It could be a lot of things…
- Verify Model Compatibility
Ensure that your model is compatible with the SparkFun Edge board. The board uses TensorFlow Lite for Microcontrollers, so the model must be converted appropriately using the TensorFlow Lite converter for microcontrollers.
- Model Conversion
Double-check that you have correctly converted your model to a .bin file using the TensorFlow Lite converter. Make sure the conversion process includes optimization steps suitable for microcontrollers.
- Check Makefile Modifications
Ensure that you have correctly modified the Makefile to point to your custom model’s .bin file. Verify that the path and file name are correct and that there are no typos.
- Flashing Process
Retry Flashing: Sometimes, simply retrying the flashing process can resolve intermittent communication issues.

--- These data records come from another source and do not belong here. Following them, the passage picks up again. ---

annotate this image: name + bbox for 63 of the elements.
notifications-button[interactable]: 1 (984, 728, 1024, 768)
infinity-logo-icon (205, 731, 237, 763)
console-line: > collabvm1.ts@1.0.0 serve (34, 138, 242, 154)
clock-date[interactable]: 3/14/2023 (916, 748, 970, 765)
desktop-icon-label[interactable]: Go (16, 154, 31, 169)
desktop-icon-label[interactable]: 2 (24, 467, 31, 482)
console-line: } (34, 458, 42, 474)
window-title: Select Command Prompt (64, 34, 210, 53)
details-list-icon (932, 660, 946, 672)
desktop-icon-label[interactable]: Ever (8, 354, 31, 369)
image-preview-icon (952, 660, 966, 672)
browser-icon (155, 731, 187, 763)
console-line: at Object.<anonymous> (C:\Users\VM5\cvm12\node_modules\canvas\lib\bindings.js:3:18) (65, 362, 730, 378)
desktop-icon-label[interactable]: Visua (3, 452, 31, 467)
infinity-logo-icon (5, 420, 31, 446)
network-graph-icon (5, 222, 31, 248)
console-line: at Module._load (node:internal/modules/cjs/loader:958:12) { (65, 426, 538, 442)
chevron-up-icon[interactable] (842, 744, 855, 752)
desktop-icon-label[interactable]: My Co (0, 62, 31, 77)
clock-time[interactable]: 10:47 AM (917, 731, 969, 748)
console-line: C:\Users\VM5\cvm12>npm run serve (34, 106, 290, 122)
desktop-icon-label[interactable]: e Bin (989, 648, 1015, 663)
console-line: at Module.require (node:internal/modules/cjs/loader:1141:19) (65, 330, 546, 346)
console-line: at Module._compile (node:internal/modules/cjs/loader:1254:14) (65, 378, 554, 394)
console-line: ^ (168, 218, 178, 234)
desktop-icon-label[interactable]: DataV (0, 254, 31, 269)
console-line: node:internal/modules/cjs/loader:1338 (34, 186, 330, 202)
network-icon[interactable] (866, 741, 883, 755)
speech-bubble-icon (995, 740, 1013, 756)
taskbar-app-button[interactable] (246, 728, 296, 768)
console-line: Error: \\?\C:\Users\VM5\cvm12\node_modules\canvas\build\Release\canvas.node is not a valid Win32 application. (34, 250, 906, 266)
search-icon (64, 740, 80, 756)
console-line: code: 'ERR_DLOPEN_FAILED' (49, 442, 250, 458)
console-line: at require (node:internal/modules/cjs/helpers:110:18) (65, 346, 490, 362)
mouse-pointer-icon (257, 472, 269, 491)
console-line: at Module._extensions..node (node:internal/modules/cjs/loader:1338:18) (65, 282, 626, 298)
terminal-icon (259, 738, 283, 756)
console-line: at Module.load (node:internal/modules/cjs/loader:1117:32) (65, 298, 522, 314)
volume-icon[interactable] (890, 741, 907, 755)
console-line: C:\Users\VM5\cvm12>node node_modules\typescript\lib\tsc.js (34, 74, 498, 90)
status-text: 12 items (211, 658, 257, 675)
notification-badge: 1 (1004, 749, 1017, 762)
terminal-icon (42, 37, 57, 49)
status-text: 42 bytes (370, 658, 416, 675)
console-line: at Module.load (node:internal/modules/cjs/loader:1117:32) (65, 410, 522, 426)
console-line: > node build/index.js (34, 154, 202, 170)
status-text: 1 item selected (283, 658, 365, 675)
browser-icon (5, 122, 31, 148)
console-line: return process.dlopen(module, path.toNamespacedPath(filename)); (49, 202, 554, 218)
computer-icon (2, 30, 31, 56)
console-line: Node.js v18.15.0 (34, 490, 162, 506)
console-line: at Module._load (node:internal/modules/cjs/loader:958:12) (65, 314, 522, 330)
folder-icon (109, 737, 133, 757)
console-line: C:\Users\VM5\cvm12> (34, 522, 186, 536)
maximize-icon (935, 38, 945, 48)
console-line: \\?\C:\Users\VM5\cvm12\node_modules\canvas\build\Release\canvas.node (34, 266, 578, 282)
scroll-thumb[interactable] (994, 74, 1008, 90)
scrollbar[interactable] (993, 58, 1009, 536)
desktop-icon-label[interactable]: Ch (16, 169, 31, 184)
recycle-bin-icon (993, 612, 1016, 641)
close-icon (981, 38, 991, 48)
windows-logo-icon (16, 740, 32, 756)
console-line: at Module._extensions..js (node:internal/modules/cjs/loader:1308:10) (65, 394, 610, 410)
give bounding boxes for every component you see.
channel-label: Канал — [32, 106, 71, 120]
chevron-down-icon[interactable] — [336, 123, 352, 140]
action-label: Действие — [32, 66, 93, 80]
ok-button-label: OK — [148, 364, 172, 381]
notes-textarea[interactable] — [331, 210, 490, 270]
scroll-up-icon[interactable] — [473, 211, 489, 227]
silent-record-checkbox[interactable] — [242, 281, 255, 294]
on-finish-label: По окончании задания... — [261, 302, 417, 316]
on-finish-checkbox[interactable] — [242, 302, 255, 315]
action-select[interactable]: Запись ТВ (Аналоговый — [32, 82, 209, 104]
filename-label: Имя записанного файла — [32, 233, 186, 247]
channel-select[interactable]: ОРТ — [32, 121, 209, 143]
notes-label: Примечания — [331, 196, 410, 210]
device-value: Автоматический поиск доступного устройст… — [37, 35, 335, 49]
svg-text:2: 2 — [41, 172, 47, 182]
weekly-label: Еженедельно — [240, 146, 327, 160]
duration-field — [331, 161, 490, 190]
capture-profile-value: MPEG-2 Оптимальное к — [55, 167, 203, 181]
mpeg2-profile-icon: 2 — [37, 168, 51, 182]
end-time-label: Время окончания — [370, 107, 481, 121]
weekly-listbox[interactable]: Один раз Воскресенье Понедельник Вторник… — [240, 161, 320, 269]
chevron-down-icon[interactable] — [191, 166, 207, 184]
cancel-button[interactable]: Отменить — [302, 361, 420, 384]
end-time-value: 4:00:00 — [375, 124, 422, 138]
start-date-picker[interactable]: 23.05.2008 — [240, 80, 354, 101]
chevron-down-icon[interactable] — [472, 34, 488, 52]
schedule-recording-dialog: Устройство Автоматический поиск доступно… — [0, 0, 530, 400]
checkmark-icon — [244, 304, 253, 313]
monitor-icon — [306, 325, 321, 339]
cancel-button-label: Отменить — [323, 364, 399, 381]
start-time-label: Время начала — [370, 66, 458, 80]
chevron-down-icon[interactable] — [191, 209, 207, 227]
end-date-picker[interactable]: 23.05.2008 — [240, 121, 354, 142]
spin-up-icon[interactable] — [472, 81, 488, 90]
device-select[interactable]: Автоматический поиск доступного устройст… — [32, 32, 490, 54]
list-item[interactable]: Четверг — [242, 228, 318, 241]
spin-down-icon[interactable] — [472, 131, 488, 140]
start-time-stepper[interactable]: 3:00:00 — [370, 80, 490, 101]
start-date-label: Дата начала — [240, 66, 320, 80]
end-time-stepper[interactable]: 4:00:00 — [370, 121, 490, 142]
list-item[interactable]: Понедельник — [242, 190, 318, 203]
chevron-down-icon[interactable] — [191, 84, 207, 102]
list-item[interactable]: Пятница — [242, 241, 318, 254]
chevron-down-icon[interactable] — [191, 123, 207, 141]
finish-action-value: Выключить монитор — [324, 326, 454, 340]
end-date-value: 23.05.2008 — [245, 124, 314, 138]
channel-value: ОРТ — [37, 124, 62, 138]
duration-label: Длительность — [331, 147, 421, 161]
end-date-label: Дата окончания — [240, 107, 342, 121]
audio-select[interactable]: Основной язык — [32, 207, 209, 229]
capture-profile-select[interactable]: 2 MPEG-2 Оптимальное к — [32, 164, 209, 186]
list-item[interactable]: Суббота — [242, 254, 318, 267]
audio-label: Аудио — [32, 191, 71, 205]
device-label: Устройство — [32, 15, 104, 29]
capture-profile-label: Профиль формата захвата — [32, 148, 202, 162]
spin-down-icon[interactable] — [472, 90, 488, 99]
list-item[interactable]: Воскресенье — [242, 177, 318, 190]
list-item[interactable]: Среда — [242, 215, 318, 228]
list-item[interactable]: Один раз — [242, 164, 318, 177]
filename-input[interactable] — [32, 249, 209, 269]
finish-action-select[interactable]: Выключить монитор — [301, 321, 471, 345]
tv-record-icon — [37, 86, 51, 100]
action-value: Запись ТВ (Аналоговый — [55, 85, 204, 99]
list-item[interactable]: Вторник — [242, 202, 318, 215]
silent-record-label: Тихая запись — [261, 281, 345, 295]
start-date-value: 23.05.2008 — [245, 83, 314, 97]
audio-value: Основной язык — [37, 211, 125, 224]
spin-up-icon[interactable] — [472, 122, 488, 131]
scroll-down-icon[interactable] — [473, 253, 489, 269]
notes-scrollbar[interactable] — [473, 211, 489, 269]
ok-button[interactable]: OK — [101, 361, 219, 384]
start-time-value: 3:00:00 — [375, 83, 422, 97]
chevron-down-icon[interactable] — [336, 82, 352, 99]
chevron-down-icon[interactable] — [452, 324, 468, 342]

Reduce File Size: If your model’s .bin file is significantly larger than the example provided, it might cause issues. Try using a smaller model to see if the flashing process succeeds.
- Debugging the Error
The specific error messages you received (Received NACK, error = 0x7, Upload failed: No ack to command) indicate an acknowledgment issue during the flashing process. This could be due to several reasons:
Buffer Overflow: The data being sent might be too large for the buffer on the board. Try reducing the size of your model and see if the problem persists.
Communication Timeout: There might be a timeout issue during the data transfer. Ensure that your VM and host machine are not causing delays in communication.
- Virtual Machine Considerations
Running on a virtual machine adds another layer of complexity. Ensure that the VM has sufficient resources allocated and that USB pass-through is correctly set up to communicate with the SparkFun Edge board…if you have another PC/board that runs linux you can use it to test as well
You could also verify your work process by renaming the default bin file(s) and confirming that an otherwise default bin (renamed) uploads and works correctly
Finally, GPT4 thinks this will work:
Example Makefile Section
Ensure your Makefile section for flashing your model looks something like this:
MODEL_BIN := tensorflow_person_detection.bin
# Change to your custom model file name
MODEL_BIN := your_custom_model.bin
flash: $(MODEL_BIN)
@echo "Flashing $(MODEL_BIN) to the board"
python3 flash.py --bin $(MODEL_BIN)
Replace your_custom_model.bin with the exact name of your converted .bin file.